Wednesday, November 29, 2006

Sweet moments

Every Christmas, I would 'help' my grandma (Mama) make sweets. She made some (milk cream, neuris (karanji), kulkuls, dal sweet, once she made nankhatai) and we bought some (marzipan, baskets and rose cookies) every year till she died, after which we only bought sweets.
We usually began operations two weeks before Christmas, with me helping to stir the dal sweet (and clean the pan and spoon later by scraping and licking it clean) and assembling the individual neuris by filling the dough circles with coconut and raisins.

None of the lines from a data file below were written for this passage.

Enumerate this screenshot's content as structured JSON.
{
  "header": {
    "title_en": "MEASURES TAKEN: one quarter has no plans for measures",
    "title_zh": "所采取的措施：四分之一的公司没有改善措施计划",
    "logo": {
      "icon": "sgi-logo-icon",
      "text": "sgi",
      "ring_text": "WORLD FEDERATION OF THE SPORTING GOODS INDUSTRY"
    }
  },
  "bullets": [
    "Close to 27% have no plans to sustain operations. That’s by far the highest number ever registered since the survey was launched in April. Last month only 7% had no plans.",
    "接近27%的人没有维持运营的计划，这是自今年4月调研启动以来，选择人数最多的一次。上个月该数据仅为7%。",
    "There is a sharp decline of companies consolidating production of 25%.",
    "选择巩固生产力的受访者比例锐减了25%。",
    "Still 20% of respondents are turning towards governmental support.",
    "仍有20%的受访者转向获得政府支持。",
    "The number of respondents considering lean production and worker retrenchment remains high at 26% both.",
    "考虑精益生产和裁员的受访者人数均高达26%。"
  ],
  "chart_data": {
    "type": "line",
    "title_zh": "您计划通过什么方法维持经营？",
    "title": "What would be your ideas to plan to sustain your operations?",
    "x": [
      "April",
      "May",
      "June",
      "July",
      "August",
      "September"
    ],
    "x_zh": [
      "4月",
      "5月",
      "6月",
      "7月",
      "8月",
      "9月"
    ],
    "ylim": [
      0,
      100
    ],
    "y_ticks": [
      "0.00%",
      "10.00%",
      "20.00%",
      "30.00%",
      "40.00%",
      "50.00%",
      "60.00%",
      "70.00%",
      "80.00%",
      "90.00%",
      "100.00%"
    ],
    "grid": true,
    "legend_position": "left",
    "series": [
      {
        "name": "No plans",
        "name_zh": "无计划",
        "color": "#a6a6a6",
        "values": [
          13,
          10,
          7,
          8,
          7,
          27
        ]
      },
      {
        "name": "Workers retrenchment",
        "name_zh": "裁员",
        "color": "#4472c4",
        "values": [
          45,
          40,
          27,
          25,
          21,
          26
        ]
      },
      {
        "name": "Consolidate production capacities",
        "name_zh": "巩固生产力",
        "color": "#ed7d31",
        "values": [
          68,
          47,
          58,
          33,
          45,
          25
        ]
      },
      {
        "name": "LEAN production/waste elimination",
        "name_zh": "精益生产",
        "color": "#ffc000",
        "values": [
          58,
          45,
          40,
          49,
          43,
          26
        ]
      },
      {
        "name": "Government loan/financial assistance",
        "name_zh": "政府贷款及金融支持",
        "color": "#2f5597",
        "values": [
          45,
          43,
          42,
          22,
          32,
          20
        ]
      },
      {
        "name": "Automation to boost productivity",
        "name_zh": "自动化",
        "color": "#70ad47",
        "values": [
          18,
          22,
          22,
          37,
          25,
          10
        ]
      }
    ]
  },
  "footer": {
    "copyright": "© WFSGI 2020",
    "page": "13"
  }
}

While doing this last job, I would announce: "I'll make one (neuri), and eat one (raisin - which I loved), only to have my grandma swoop down on me and warn me sternly against it.

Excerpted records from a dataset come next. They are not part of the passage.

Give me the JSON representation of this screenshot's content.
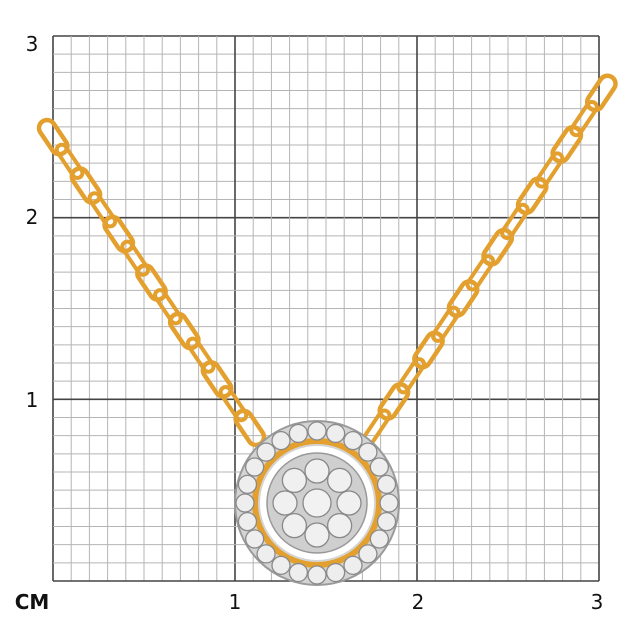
{
  "scale": {
    "unit_label": "CM",
    "y_ticks": [
      "3",
      "2",
      "1"
    ],
    "x_ticks": [
      "1",
      "2",
      "3"
    ],
    "range_cm": [
      0,
      3
    ],
    "minor_step_mm": 1
  },
  "product": {
    "type": "pendant-necklace",
    "chain_color": "#E3A02E",
    "setting_color": "#C9C9C9"
  }
}
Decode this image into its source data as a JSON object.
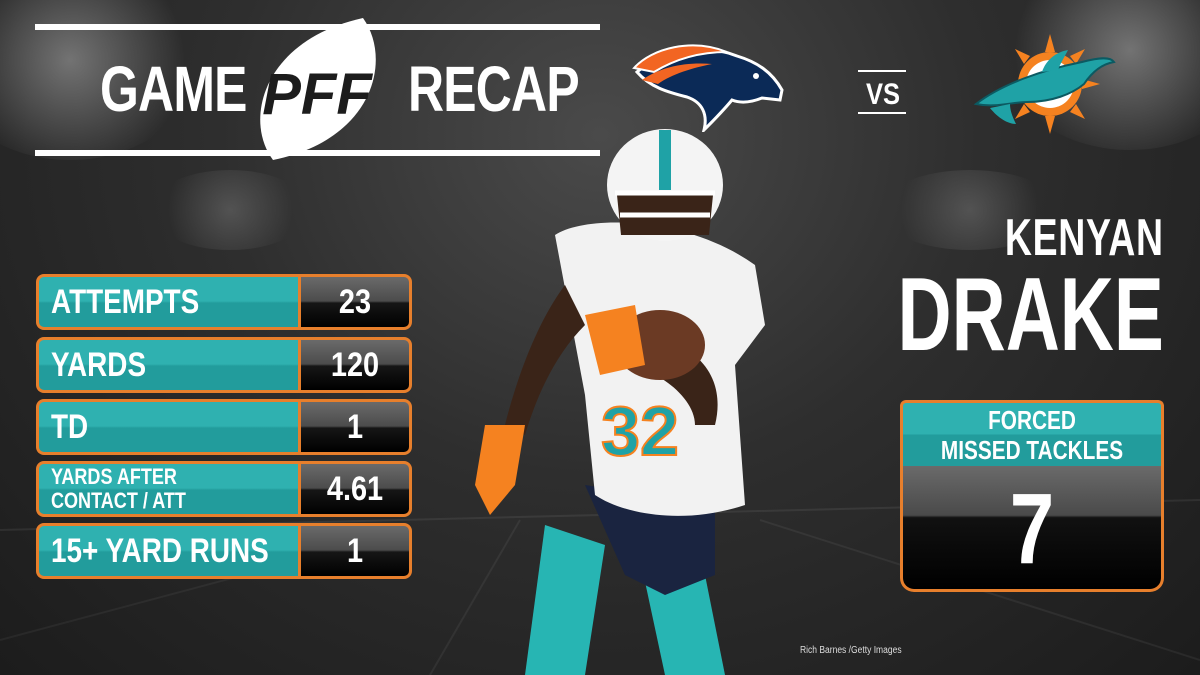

Another job I really liked was rolling kulkuls on a comb or the red mould we acquired later. This was the safest thing to give me to do, my grandma realised, as I would never deign to eat them till they had been swirled in the sugar syrup - the last stage of the operation - before they were done.

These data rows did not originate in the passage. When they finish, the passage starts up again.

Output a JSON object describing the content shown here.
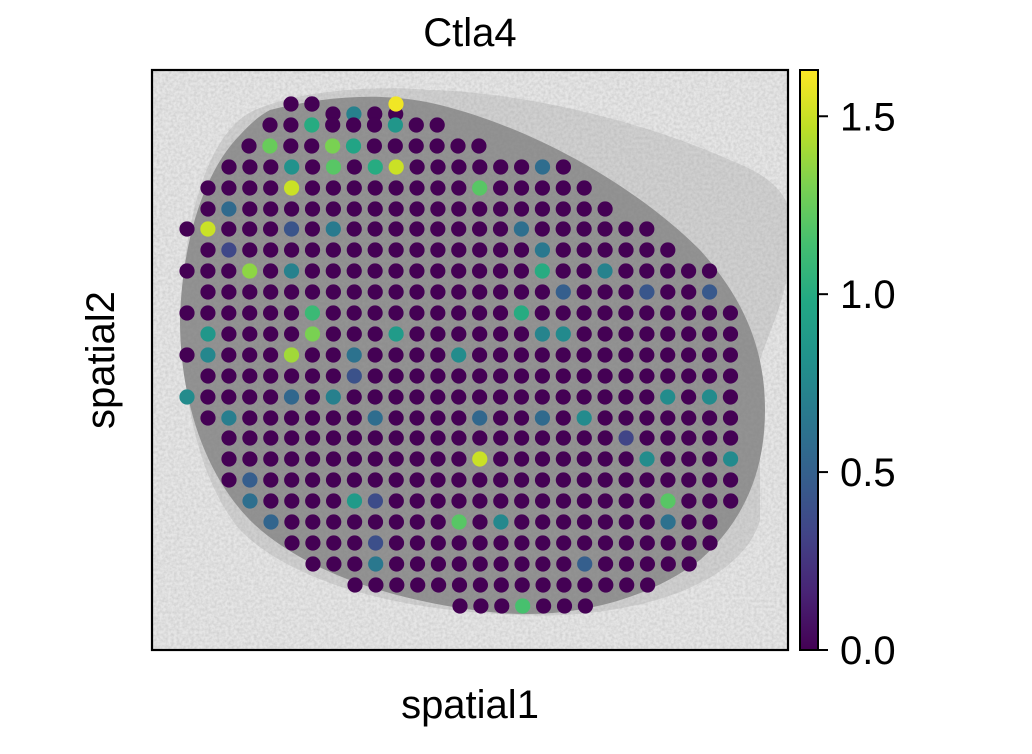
{
  "chart_data": {
    "type": "scatter",
    "title": "Ctla4",
    "xlabel": "spatial1",
    "ylabel": "spatial2",
    "colormap": "viridis",
    "colorbar": {
      "min": 0.0,
      "max": 1.63,
      "ticks": [
        0.0,
        0.5,
        1.0,
        1.5
      ],
      "tick_labels": [
        "0.0",
        "0.5",
        "1.0",
        "1.5"
      ]
    },
    "background": "tissue histology image (grayscale)",
    "grid": false,
    "spot_expression_summary": "most spots ~0.0 (dark purple); scattered spots with values up to ~1.6",
    "high_spots": [
      {
        "row": 1,
        "index": 5,
        "value": 1.6
      },
      {
        "row": 3,
        "index": 4,
        "value": 1.3
      },
      {
        "row": 3,
        "index": 1,
        "value": 1.25
      },
      {
        "row": 2,
        "index": 2,
        "value": 1.0
      },
      {
        "row": 2,
        "index": 6,
        "value": 0.85
      },
      {
        "row": 5,
        "index": 4,
        "value": 1.5
      },
      {
        "row": 5,
        "index": 13,
        "value": 1.2
      },
      {
        "row": 7,
        "index": 1,
        "value": 1.5
      },
      {
        "row": 9,
        "index": 3,
        "value": 1.35
      },
      {
        "row": 12,
        "index": 26,
        "value": 1.4
      },
      {
        "row": 12,
        "index": 5,
        "value": 1.3
      },
      {
        "row": 13,
        "index": 5,
        "value": 1.4
      },
      {
        "row": 18,
        "index": 12,
        "value": 1.5
      },
      {
        "row": 20,
        "index": 20,
        "value": 1.2
      },
      {
        "row": 21,
        "index": 9,
        "value": 1.2
      },
      {
        "row": 25,
        "index": 3,
        "value": 1.15
      },
      {
        "row": 4,
        "index": 8,
        "value": 1.5
      },
      {
        "row": 4,
        "index": 7,
        "value": 1.0
      },
      {
        "row": 4,
        "index": 5,
        "value": 1.2
      },
      {
        "row": 3,
        "index": 5,
        "value": 0.95
      },
      {
        "row": 9,
        "index": 17,
        "value": 1.0
      },
      {
        "row": 11,
        "index": 6,
        "value": 1.1
      },
      {
        "row": 11,
        "index": 16,
        "value": 1.0
      }
    ]
  }
}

The other poignant memory I have of this time is of watching my grandma like a hawk after she came back with our order of sweets, to see where she was hiding them. Poor thing, the house only had so many hidey holes, so my sister and I would discover them sooner or later, and then gleefully wolf down some sweeties, which tasted even better as an illict pleasure than on Christmas morning, when we were lawfully allowed to have them.